Saturday, October 5, 2024

Hyper-predestination

 Hi everyone, welcome to my blog. I just posted posts on my theology blog that I believe were a little bit Yale branded. Which I don’t mean in too much of a rude way.

In one hour I am attending a youth ministry program on airmeet.  I like that platform. I am kind of just a visitor but think it will be nice.

I think it is making me think of theology posts.  So far I am not too much off the deep end except at night. But last night I thought of emailing a researcher who is doing a project on spirituality and psych meds. And that helped me stay grounded. 

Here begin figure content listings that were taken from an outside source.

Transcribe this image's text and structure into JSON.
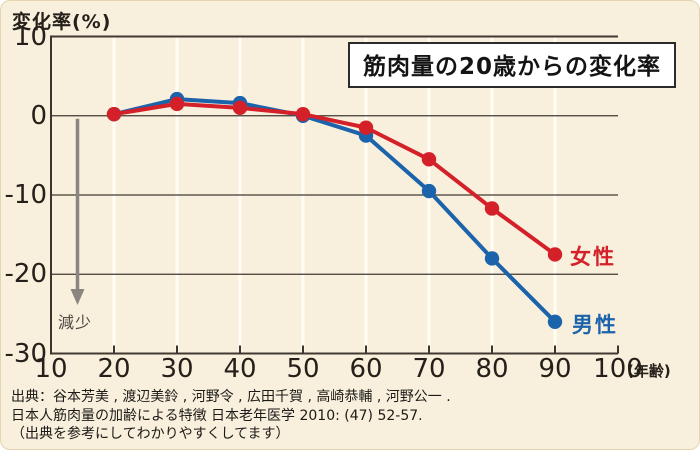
{
  "page": {
    "background_color": "#f8efdc",
    "border_color": "#e4d4b0",
    "text_color": "#25201a"
  },
  "chart_data": {
    "type": "line",
    "title": "筋肉量の20歳からの変化率",
    "ylabel": "変化率(%)",
    "x_axis_unit": "(年齢)",
    "x": [
      20,
      30,
      40,
      50,
      60,
      70,
      80,
      90
    ],
    "x_ticks": [
      10,
      20,
      30,
      40,
      50,
      60,
      70,
      80,
      90,
      100
    ],
    "y_ticks": [
      10,
      0,
      -10,
      -20,
      -30
    ],
    "xlim": [
      10,
      100
    ],
    "ylim": [
      -30,
      10
    ],
    "grid": {
      "horizontal_color": "#403a32",
      "vertical_color": "#fffdf4",
      "axis_color": "#3a352d"
    },
    "series": [
      {
        "name": "女性",
        "color": "#d42129",
        "values": [
          0.2,
          1.5,
          1.0,
          0.2,
          -1.5,
          -5.5,
          -11.7,
          -17.5
        ]
      },
      {
        "name": "男性",
        "color": "#1b63ab",
        "values": [
          0.2,
          2.1,
          1.6,
          0.0,
          -2.5,
          -9.5,
          -18.0,
          -26.0
        ]
      }
    ],
    "annotations": {
      "decrease_arrow_label": "減少",
      "arrow_color": "#8a867f"
    },
    "legend_position": "end-of-line"
  },
  "source": {
    "line1": "出典：谷本芳美 , 渡辺美鈴 , 河野令 , 広田千賀 , 高崎恭輔 , 河野公一 .",
    "line2": "日本人筋肉量の加齢による特徴  日本老年医学 2010: (47) 52-57.",
    "line3": "（出典を参考にしてわかりやすくしてます）"
  }
}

I do not have milk right now. I think my fridge is not keeping things cool long enough. But I am eating the yogurt and sour cream and it is okay so far.

Ravneet did you like those posts. I think I am onto some stuff even though it was kind of like kook central again.

Everyone, I am having trouble with purpose and work direction. I think it is from not mailing out books and a pause in advertising because of finances. Maybe I do have a job to do and it is going fine.

But I see my email inbox filling up more with junk and I am in less frequent meaningful contact with friends.  And I am not exercising as much as I thought I would. New York Presbyterian charged me late with a hospital bill and now I might not be able to afford the walk pad I was thinking about buying for my apartment.

So I do not know what it all means but probably the flooding in NC is not about me. A lot of people are okay. I don’t know whether to tell people that 230,000 people died in the 2004 tsunami, but there it is if anyone needed that.